Aller au contenu

Page:Féval - Le Mari embaumé, 1866, tome 1.djvu/77

La bibliothèque libre.
Le texte de cette page a été corrigé et est conforme au fac-similé.

« Si cela vous plaît, mon cher cœur, je vous promets qu’il en sera selon vos désirs. »

Éliane porta à ses lèvres le sifflet d’or qui pendait à son col. Un valet vint à son appel.

« Que l’écuyer Mitraille se hâte de prendre son repas, ordonna-t-elle, et qu’on prépare six chevaux frais de la grande écurie. Monsieur l’intendant va partir avec une escorte de cinq hommes.

— Cinq hommes ! répéta Guezevern quand le valet fut parti. M’est avis que ce coquin de Mitraille et moi nous sommes bien capables de porter à Paris l’épargne de M. de Vendôme.

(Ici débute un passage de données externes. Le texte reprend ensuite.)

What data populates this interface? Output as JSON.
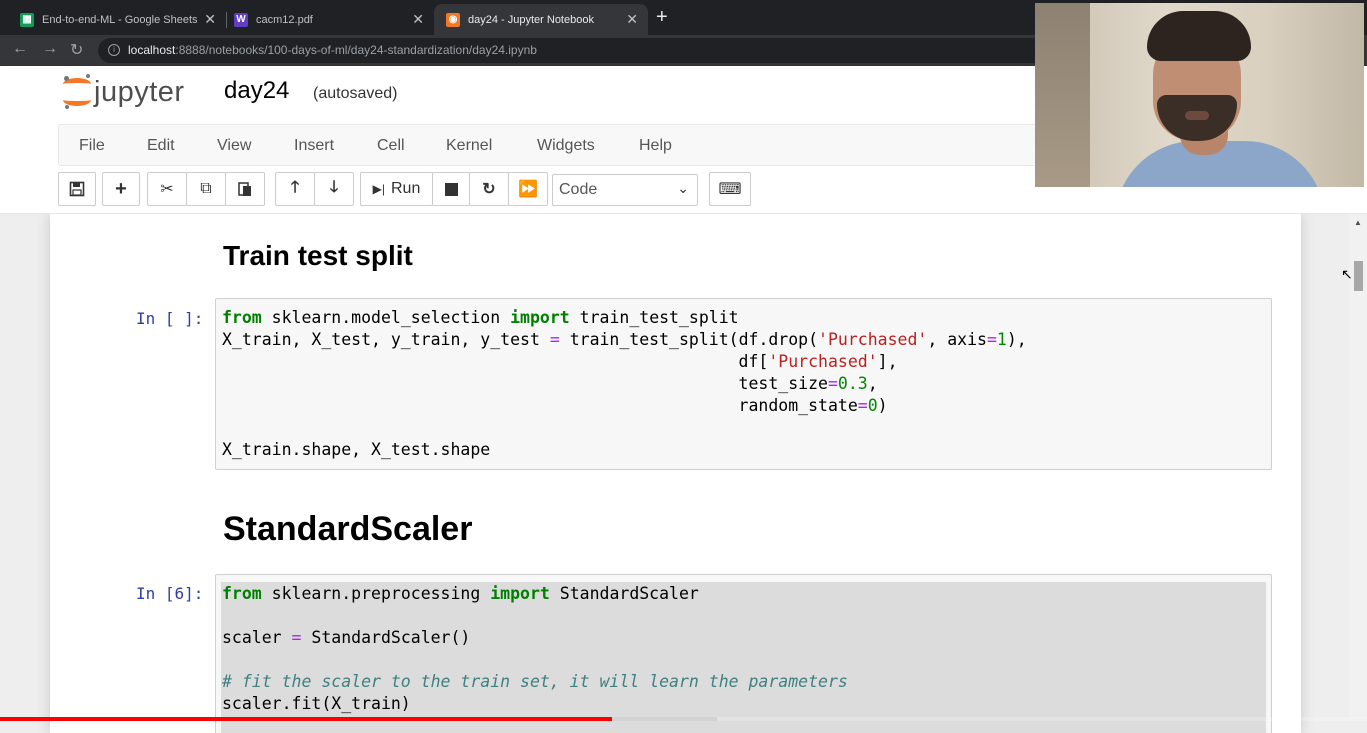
{
  "browser": {
    "tabs": [
      {
        "title": "End-to-end-ML - Google Sheets",
        "icon": "sheets-icon",
        "color": "#0f9d58",
        "active": false
      },
      {
        "title": "cacm12.pdf",
        "icon": "pdf-w-icon",
        "color": "#5f3dc4",
        "active": false
      },
      {
        "title": "day24 - Jupyter Notebook",
        "icon": "jupyter-icon",
        "color": "#f37726",
        "active": true
      }
    ],
    "url_host": "localhost",
    "url_path": ":8888/notebooks/100-days-of-ml/day24-standardization/day24.ipynb"
  },
  "jupyter": {
    "logo_text": "jupyter",
    "notebook_name": "day24",
    "save_status": "(autosaved)",
    "menu": [
      "File",
      "Edit",
      "View",
      "Insert",
      "Cell",
      "Kernel",
      "Widgets",
      "Help"
    ],
    "run_label": "Run",
    "cell_type": "Code"
  },
  "cells": {
    "heading1": "Train test split",
    "prompt1": "In [ ]:",
    "heading2": "StandardScaler",
    "prompt2": "In [6]:"
  },
  "video": {
    "progress_fraction": 0.448
  }
}
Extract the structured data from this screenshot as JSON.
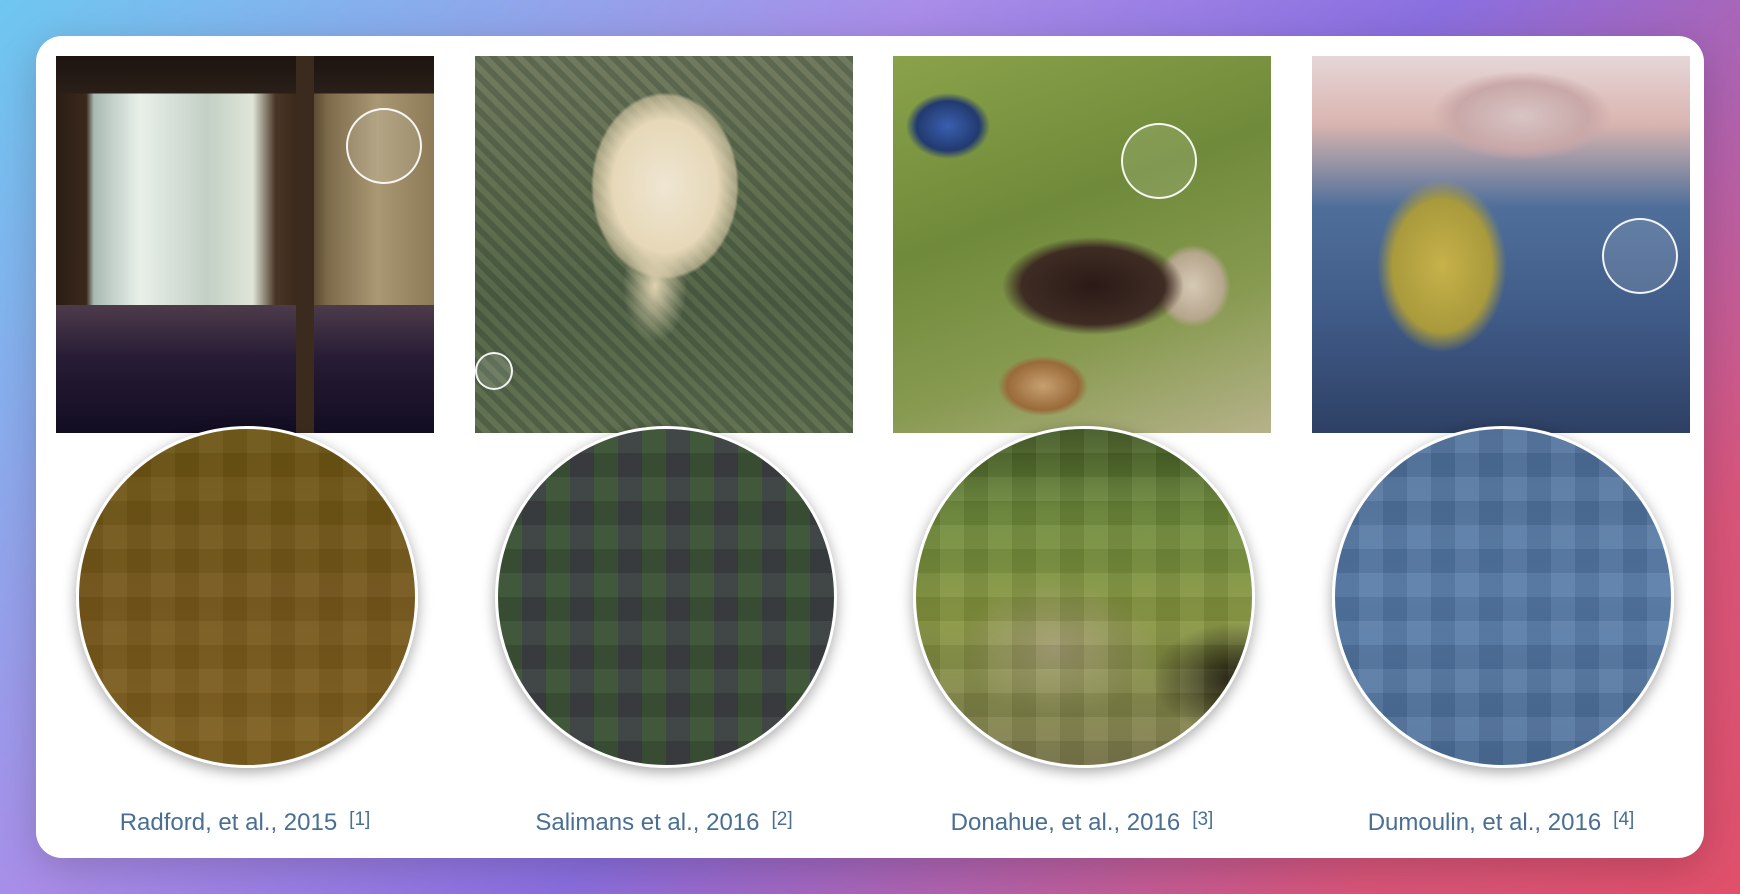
{
  "panels": [
    {
      "image": "room-scene-image",
      "caption": "Radford, et al., 2015",
      "citation": "[1]",
      "magnified_color": "#74581a"
    },
    {
      "image": "monkey-scene-image",
      "caption": "Salimans et al., 2016",
      "citation": "[2]",
      "magnified_color": "#3e4a3c"
    },
    {
      "image": "creature-scene-image",
      "caption": "Donahue, et al., 2016",
      "citation": "[3]",
      "magnified_color": "#7e8a3e"
    },
    {
      "image": "abstract-scene-image",
      "caption": "Dumoulin, et al., 2016",
      "citation": "[4]",
      "magnified_color": "#5076a0"
    }
  ]
}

— Vous vous trompez, répliqua Éliane. Soixante-quinze mille livres en or font une lourde charge dans chaque valise. Il y aura quatre valises portant cette charge. L’écuyer Mitraille et vous, vous ne porterez rien, sinon vos armes, pour défendre le bien confié à votre chargé.

— Mort de moi ! balbutia maître Pol stupéfait, le calcul et moi nous sommes brouillés depuis longtemps, mais il me semble que quatre fois soixante-quinze mille livres font… font… »

Il s’arrêta cherchant, et Éliane acheva :

« Cent mille écus tournois.

— Cent mille écus tournois, ma femme ! Trois cent mille livres ! Ai-je vraiment amassé une si belle finance en si peu de temps !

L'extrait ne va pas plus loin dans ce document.